Литмир - Электронная Библиотека
Содержание  
A
A

Если бы не Ася, Женкен, наверно, бросился бы на него, позвал бы на помощь, но молодая женщина крепко, изо всех сил, повисла на руке спутника, и только это дало Григорию возможность уйти. Проклиная свою мальчишескую фронду, свою беспечность, он почти бежал вдоль чугунной изгороди, боясь оглянуться, боясь услышать позади крик или полицейский свисток.

Но позади было тихо. Григорий шагал все быстрее и быстрее, стремясь достичь спасительного поворота. Вот еще несколько шагов, и он повернет за угол Спаса-на-крови, построенного там, где Рысаков и Гриневицкий кидали в Александра Второго самодельные бомбы.
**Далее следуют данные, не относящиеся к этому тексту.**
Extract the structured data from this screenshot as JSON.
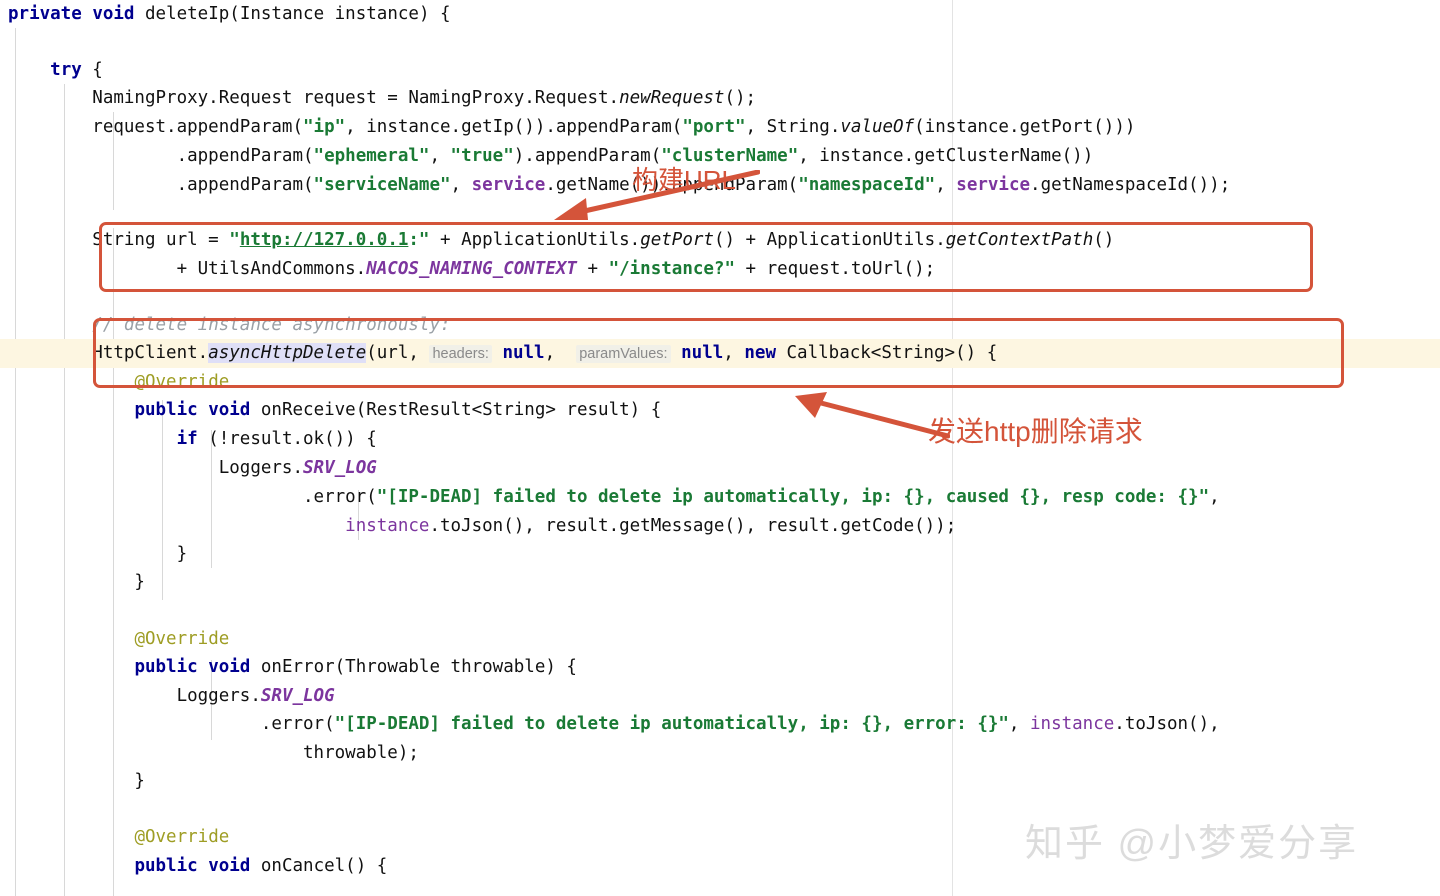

Так мальчишество Григория едва не лишило его свободы, а может быть, и жизни. Через два дня, пробираясь на ощупь за молчаливым проводником по хлюпающим под ногами болотам, он с благодарностью думал об Асе — это она удержала Женкена.

И все-таки какая странная, противоречивая судьба, думал он. Пройдя в непосредственной близости от революции, Ася так и не смогла порвать классовые путы. Испугалась каторги, смерти? Не решилась потерять то, что имела? Кто знает… И все же за последнюю встречу Григорий был ей благодарен: если бы не она, ему бы, наверно, несдобровать.

26. КРЕПОСТЬ КУФШТЕЙН

Беглец не предполагал, что из одной неволи он сразу же попадет в другую. Он перешел австро-венгерскую границу уже после того, как на узенькой улочке Сараева, на набережной небольшой речушки, прогремел роковой для Европы выстрел и на каменные плиты тротуара упал смертельно раненный австрийский эрцгерцог Франц-Фердинанд, после того, как сербского студента Гаврилу Принципа отволокли в сараевскую тюрьму.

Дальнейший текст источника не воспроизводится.